A presumptive causal link between social and economic unrest on the one hand and its growing negro population on the other, was indicated, for the Bahamas, as early as 1940. As traditional local industries dwindled during the war years, a concerted effort was made towards attracting foreign investment in the form of wealthy land speculators. The success of tourism and the need for tremendous amounts of cheap, reliable labour to support massive construction efforts, had one particularly unexpected result for the Bahamas. Its economic success began to push population levels, as they related to its negro population, to their socio-infrastructural breaking points.

Seemingly, the more economically successful the Bahamas became, the more people became attracted to it from its close Caribbean neighbours. Population levels, primarily its negro population, began to grow at unprecedented levels.

(Alton Evening Telegraph, Tuesday, 23 July 1940)


In 1931, a census recorded the population of the Bahamas to be 59,828. New Providence was the most populous island with 19,756 people.

(The Atlantic Constitution, Wednesday 17 June 1931)


Ten years later, in 1941, Bahamas population levels had climbed to 68,000.


In 1958, the year of the General Strike that began on January 14 with a walkout of taxi drivers, Bahamas’ population had increased to 85,000, with an estimated 90 percent of that number being negro.

January 1, 1968 – Bahamas Population Numbers DOUBLE In Just Ten Years

January 1, 1968 began a new half century of significant change in Bahamian political and population growth history. Published census, charting population growth statistics, offered a startling new reality for the Bahamas.

(The Miami Herald, Sunday, 25 August 1968)

Casual links between the very vocal Bahamian black power movement, which culminated in the first racially partitioned black Majority Rule government on January 10th 1967, and the veritable wind rush of Haitian immigrants to the Bahamas, has never been fully explored. Promises offered of a new black dominated kingdom, just a several hundred miles or so from Haiti, created tremendous pull factors both economically and psychosocially.

The effect of Haitian immigration into the Bahamas changed the social, economic and population dichotomies. Some 6,000 illegal Haitian immigrants were deported back to Haiti in 1967.

By 1968, just ten short years after its previous population census was recorded, the number of documented people, living in the Bahamas, had inexplicably doubled. These numbers did not reflect a then estimated 15,000 undocumented migrants living in the islands.

For Bahamians and international observers alike, a population time bomb had just begun ticking for the islands.

In 1968, there were so many Haitian exiles in the Bahamas that three Haitian Consuls were appointed by Haitian ruler Duvalier to monitor their activities on the major islands of Grand Bahama, New Providence and Abaco.

Tragically, one Haitian consul appointed for Abaco, Antoine Dorce, was murdered on July 8, 1968 while in Freeport, Grand Bahama.

(The Miami Herald, Sunday, 25 August 1968)


(The Boston Globe, Sunday, 20 October 1968)


By 1978, some three years after national independence, eleven years after the watershed political year of 1967, and ten years after the last population census, new statistics revealed the Bahamas had found itself facing an unprecedented level of new births.

According to the book, An Economic History of The Bahamas, 2nd edition, authored by Anthony Audley Thompson, LLB., 1978 ushered in seismic 37% birth rate. Quoting Bahamian psychologist Dr. Sandra Dean-Patterson, this 37% birth rate was the highest recorded in the Caribbean.

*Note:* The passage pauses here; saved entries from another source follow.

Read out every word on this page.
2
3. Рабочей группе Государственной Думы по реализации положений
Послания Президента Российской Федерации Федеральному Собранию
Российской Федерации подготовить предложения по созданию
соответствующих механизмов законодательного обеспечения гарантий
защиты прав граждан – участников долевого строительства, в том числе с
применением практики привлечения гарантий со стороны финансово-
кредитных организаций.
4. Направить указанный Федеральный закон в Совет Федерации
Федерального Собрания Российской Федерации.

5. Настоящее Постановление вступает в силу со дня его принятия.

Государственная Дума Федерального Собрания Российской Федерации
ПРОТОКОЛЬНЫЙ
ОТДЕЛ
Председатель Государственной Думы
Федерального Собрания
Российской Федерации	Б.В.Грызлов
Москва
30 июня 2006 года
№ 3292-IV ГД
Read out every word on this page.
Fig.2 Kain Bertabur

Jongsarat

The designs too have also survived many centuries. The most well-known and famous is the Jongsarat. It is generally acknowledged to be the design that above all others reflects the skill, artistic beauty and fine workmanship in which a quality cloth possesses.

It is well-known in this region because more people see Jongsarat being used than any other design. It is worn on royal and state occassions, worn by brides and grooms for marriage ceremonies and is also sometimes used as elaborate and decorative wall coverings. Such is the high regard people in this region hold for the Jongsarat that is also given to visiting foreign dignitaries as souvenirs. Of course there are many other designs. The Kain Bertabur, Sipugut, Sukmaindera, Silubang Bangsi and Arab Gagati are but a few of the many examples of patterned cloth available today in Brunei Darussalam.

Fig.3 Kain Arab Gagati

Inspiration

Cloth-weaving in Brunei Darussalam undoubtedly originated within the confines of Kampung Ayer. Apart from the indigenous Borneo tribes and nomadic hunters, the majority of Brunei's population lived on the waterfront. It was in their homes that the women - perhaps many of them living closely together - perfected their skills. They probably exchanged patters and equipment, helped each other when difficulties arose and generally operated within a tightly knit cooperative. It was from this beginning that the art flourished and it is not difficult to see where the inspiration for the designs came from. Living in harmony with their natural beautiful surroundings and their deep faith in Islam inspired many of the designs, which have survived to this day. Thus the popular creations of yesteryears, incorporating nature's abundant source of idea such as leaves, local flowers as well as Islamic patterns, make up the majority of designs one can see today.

Dr. Dean-Patterson noted further that lay hidden in this 37% percent birth rate increase for 1978, there were some disturbing statistics. A staggering 33% of all births in the Bahamas, in that year, were to teenage mothers. For 1979, Dr. Dean-Patterson explained that 20% of the teenage mothers giving birth at the primary care facility in Nassau, the Princess Margaret Hospital, “were in their fifth to ninth pregnancy.” Rates for illegitimate births to births recorded within marriages had reached worryingly disproportionate levels. For 1976, 50% of all births in the Bahamas were illegitimate births. For 1979, a staggering 77% of all births recorded in the Bahamas were illegitimate births.

(An Economic History of the Bahamas (2008) 2nd. Ed. Anthony Audley Thompson, B. Com. LLB., Nassau, Bahamas)

Census figures for the year 1980 showed a total population of 223,445, an increase of 54,617 or 32 percent over the 1970 census figure of 168,828.